La grogne monte au Groenland. Jeudi en fin de journée, plus de 500 Groenlandais se sont rassemblés à Nuuk, la capitale du territoire autonome danois, pour protester contre l'inauguration des nouveaux locaux du consulat américain. Les manifestants exprimaient leur opposition aux ambitions du président américain Donald Trump, qui souhaite prendre le contrôle de cette région stratégique de l'Arctique.
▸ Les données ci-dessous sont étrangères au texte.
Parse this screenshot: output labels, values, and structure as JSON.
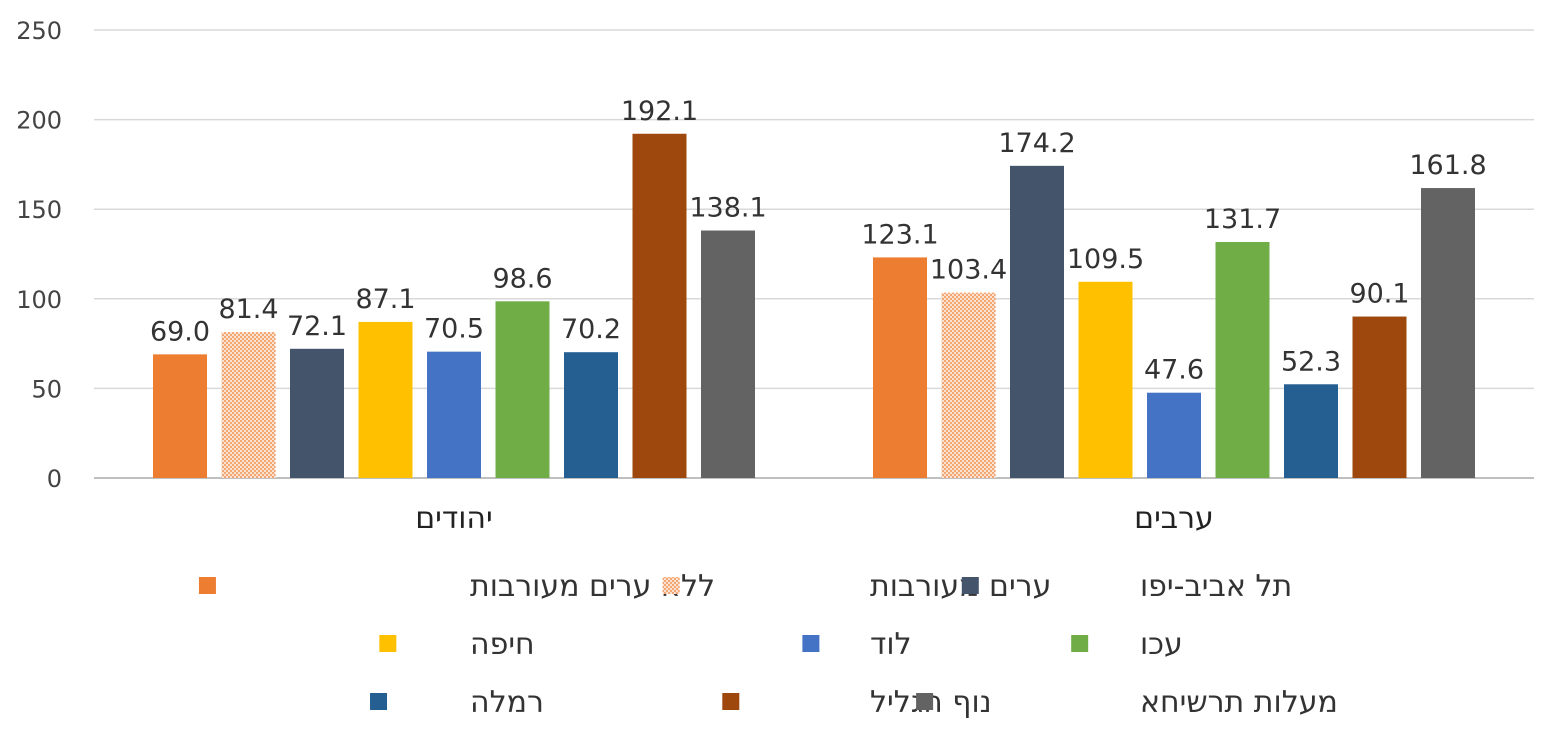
{
  "chart_data": {
    "type": "bar",
    "categories": [
      "יהודים",
      "ערבים"
    ],
    "ylim": [
      0,
      250
    ],
    "yticks": [
      0,
      50,
      100,
      150,
      200,
      250
    ],
    "grid": true,
    "legend_position": "bottom",
    "series": [
      {
        "name": "ללא ערים מעורבות",
        "values": [
          69.0,
          123.1
        ],
        "color": "#ED7D31",
        "pattern": "none"
      },
      {
        "name": "ערים מעורבות",
        "values": [
          81.4,
          103.4
        ],
        "color": "#ED7D31",
        "pattern": "dots"
      },
      {
        "name": "תל אביב-יפו",
        "values": [
          72.1,
          174.2
        ],
        "color": "#44546A",
        "pattern": "none"
      },
      {
        "name": "חיפה",
        "values": [
          87.1,
          109.5
        ],
        "color": "#FFC000",
        "pattern": "none"
      },
      {
        "name": "לוד",
        "values": [
          70.5,
          47.6
        ],
        "color": "#4472C4",
        "pattern": "none"
      },
      {
        "name": "עכו",
        "values": [
          98.6,
          131.7
        ],
        "color": "#70AD47",
        "pattern": "none"
      },
      {
        "name": "רמלה",
        "values": [
          70.2,
          52.3
        ],
        "color": "#255E91",
        "pattern": "none"
      },
      {
        "name": "נוף הגליל",
        "values": [
          192.1,
          90.1
        ],
        "color": "#9E480E",
        "pattern": "none"
      },
      {
        "name": "מעלות תרשיחא",
        "values": [
          138.1,
          161.8
        ],
        "color": "#636363",
        "pattern": "none"
      }
    ]
  }
}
Une manifestation symbolique
Les nouveaux locaux du consulat, situés en plein cœur de Nuuk, avaient été inaugurés plus tôt dans la journée en présence de l'ambassadeur des États-Unis au Danemark, Kenneth Howery. Les manifestants, brandissant des pancartes avec des slogans comme « Rentrez chez vous, les États-Unis » et « Nous ne sommes pas à vendre », ont tourné le dos au consulat et observé deux minutes de silence pour marquer leur mécontentement.
Des positions divergentes
L'ambassadeur Kenneth Howery a déclaré que « l'avenir du Groenland est une décision que les Groenlandais doivent prendre eux-mêmes ». Cependant, cette position contraste avec celle du gouverneur de la Louisiane, Jeff Landry, qui a affirmé mercredi dernier que « le Groenland a besoin des États-Unis ».
Le Premier ministre groenlandais, Jens-Frederik Nielsen, a refusé de participer à l'inauguration. En début de semaine, il avait rencontré Jeff Landry, venu à Nuuk sans invitation, cinq mois après sa nomination.
Des motivations sécuritaires
Donald Trump a soutenu à plusieurs reprises que les États-Unis doivent contrôler le Groenland pour des raisons de sécurité nationale, affirmant que, sinon, ce territoire risquerait de tomber entre les mains de la Chine ou de la Russie. Cette position suscite une vive opposition parmi les Groenlandais, attachés à leur identité et à leur autonomie.